Selon TTWI, l’article 6.04 de la convention de redevances excluait les demandes d’exécution en nature de la convention d’arbitrage, et si le redressement souhaité était l’exécution en nature, la Cour était en droit d’examiner toutes les questions nécessaires pour déterminer si ce recours était approprié. En d’autres termes, tant que l’exécution en nature était le redressement demandé dans une action intentée par TTWI, la Cour pouvait trancher des questions de droit relatives à l’interprétation de la convention de redevances, des questions de fait contestées concernant ce qui s’est passé, et des questions de fait et de droit, à savoir si l’acte commis constituait un manquement à la convention de redevances. 

Par ailleurs, selon Encana, l’article 6.04 se limitait à conférer à la Cour le pouvoir d’ordonner l’exécution en nature à titre de mesure de redressement, au lieu de dommages-intérêts, après qu’un arbitre eut déterminé qu’il y avait eu manquement à la convention de redevances. Encana a de plus mis en doute le fait que l’exécution en nature était réellement la principale mesure de redressement demandée par TTWI dans son action contre Encana. 

En fin de compte, la Cour a préféré l’interprétation de la convention de redevances d’Encana et jugé que les questions en litige dans l’action devaient être renvoyées à l’arbitrage, du moins dans un premier temps. La Cour a estimé que les parties avaient eu l’intention de soumettre à l’arbitrage tous les différends relatifs à l’interprétation appropriée à donner à la convention de redevances et la question de savoir s’il y avait eu manquement à celle-ci ou non. La Cour a également indiqué qu’au moins certaines des questions soulevées dans l’action semblaient entrer dans le champ d’application de la clause compromissoire dans la convention de redevances. Par conséquent, il était approprié qu’un arbitre détermine la portée des obligations d’Encana aux termes de la convention de redevances, et si celle-ci avait manqué à ces obligations, avant que TTWI ne puisse demander à la Cour du Banc de la Reine l’exécution en nature de ces obligations. 

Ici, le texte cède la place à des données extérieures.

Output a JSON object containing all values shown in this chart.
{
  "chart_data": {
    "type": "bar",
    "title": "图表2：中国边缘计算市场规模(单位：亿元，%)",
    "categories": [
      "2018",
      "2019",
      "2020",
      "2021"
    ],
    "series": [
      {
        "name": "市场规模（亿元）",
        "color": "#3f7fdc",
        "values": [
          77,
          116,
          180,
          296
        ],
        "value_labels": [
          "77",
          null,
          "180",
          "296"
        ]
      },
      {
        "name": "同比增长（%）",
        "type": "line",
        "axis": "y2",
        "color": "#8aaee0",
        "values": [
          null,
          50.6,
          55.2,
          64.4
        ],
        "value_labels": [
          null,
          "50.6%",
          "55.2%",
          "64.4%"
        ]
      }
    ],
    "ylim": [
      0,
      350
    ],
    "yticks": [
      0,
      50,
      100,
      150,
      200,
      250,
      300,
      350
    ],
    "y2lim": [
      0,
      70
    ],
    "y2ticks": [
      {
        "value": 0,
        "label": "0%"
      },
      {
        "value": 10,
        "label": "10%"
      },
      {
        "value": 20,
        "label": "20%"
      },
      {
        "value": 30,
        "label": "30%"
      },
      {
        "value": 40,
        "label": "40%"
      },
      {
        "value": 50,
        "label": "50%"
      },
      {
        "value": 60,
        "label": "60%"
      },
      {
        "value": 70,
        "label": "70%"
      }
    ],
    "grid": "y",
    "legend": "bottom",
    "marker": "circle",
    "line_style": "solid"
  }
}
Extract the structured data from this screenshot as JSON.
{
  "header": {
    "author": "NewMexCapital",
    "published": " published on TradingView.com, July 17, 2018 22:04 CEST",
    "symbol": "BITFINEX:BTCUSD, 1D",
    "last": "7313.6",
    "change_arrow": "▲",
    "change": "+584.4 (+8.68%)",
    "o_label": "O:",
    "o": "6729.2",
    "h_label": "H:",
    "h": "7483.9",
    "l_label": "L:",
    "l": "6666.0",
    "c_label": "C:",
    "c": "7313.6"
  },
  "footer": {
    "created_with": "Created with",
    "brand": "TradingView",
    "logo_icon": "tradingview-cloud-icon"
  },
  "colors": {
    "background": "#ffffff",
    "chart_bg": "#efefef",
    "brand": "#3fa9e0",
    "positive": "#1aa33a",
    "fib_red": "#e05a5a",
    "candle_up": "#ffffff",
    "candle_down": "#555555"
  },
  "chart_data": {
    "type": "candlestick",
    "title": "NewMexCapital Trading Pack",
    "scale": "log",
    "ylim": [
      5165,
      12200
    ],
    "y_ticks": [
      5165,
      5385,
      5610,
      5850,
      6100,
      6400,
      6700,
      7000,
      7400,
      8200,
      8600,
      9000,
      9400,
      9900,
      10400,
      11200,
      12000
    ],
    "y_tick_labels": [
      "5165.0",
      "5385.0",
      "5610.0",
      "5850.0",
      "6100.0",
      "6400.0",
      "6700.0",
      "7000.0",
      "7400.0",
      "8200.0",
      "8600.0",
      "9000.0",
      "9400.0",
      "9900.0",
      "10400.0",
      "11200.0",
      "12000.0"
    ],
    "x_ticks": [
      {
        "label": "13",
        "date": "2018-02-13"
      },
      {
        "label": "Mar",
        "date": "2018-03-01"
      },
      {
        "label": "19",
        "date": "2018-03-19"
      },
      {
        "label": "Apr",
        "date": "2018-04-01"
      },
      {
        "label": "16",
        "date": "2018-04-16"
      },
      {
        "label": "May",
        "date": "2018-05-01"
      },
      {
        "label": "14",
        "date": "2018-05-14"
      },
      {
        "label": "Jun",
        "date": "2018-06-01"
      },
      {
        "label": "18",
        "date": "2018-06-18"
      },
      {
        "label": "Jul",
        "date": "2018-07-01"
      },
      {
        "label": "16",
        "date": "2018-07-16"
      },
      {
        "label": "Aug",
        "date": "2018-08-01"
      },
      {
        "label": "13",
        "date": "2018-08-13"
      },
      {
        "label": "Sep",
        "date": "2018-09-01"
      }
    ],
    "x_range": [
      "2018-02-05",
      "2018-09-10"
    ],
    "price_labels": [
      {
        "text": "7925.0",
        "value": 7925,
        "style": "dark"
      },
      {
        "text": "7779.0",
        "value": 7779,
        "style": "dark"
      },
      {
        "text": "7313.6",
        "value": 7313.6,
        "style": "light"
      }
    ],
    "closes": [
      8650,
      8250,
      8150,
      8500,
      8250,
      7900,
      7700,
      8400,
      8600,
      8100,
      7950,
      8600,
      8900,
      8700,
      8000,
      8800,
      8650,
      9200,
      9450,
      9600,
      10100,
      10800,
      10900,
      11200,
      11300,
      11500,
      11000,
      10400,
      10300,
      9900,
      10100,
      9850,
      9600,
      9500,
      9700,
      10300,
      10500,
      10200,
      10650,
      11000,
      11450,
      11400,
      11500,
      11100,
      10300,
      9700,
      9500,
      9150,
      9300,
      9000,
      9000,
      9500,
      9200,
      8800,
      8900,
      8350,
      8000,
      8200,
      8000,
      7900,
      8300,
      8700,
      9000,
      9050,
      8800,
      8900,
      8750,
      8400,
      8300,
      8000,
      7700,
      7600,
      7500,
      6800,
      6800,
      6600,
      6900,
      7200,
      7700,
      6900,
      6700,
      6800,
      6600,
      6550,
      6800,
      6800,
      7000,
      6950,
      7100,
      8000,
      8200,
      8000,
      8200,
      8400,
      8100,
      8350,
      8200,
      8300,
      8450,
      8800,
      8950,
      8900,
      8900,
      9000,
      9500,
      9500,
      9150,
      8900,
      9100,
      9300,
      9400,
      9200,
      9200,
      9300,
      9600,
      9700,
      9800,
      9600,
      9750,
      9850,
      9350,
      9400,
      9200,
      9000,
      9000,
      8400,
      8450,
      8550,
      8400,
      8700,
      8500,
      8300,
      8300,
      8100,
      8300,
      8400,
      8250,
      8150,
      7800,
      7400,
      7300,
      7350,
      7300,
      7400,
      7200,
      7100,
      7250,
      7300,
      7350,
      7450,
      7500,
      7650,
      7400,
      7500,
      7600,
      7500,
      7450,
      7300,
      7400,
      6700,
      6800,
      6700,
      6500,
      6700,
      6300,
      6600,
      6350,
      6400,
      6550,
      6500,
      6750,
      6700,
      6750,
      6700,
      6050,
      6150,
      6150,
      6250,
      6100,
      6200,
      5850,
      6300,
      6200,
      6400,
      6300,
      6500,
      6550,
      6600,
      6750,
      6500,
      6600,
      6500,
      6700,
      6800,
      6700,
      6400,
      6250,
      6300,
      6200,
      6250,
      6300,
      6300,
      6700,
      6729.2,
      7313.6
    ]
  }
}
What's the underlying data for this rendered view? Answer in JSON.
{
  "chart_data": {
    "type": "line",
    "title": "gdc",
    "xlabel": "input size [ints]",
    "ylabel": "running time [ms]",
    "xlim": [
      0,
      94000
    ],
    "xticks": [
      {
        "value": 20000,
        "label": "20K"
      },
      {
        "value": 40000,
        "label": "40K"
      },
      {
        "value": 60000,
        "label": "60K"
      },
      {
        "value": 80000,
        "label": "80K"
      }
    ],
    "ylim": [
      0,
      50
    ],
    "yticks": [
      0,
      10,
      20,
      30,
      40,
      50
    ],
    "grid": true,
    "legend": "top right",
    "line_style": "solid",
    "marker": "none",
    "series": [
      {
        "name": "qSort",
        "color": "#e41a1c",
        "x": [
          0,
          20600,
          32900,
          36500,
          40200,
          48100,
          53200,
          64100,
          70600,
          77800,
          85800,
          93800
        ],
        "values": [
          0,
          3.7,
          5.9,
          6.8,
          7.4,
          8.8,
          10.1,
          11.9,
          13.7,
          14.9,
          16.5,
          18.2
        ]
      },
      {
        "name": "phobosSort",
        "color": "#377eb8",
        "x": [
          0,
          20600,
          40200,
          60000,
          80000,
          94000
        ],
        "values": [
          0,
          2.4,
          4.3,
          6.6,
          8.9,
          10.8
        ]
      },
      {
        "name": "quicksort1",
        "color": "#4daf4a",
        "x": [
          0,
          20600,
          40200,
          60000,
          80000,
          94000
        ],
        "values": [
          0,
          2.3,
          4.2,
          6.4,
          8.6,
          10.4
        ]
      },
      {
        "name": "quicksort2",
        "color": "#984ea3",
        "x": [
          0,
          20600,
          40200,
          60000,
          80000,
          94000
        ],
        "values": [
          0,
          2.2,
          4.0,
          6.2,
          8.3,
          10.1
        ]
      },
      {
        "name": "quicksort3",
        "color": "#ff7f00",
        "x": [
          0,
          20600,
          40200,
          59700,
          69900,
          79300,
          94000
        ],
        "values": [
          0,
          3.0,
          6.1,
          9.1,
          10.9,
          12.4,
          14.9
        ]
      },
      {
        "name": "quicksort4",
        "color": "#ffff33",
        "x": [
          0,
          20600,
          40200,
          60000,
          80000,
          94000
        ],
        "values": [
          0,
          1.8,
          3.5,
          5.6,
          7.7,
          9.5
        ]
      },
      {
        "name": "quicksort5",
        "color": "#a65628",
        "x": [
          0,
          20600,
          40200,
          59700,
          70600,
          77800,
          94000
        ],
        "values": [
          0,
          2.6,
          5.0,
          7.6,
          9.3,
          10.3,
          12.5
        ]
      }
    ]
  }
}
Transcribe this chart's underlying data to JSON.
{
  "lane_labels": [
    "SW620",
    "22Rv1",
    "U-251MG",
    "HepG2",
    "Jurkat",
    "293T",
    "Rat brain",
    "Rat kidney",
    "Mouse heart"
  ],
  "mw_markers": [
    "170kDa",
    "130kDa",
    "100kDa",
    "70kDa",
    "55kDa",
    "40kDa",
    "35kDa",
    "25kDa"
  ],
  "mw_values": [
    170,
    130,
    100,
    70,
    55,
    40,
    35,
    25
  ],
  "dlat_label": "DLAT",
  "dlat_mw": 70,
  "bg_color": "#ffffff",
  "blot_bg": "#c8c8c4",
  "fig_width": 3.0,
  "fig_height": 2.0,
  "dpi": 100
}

La Cour a donc suspendu l’action, mais déclaré que l’aspect de la demande se limitant à l’exécution en nature pourrait être entendu par la Cour après l’obtention d’une décision sur le différend en arbitrage. Bien que la Cour ait suspendu l’action contre Encana dans l’attente de la décision d’arbitrage, elle a permis à l’action contre PrairieSky de se poursuivre telle quelle, cette dernière n’étant pas partie à la convention de redevances.

Conclusion

Cette affaire illustre la déférence dont fait preuve la Cour à l’égard des conventions d’arbitrage. Elle souligne également qu’il est essentiel de veiller à ce que toutes les clauses d’une entente relatives au règlement de différends s’assemblent de façon harmonieuse. Enfin, elle illustre qu’une approche qui porte sur le fond, et non la forme, permet d’établir si les parties « ont leur établissement dans des États différents », élément qui détermine laquelle de la loi internationale ou interne — et leurs protections et droits afférents — s’applique à une convention d’arbitrage.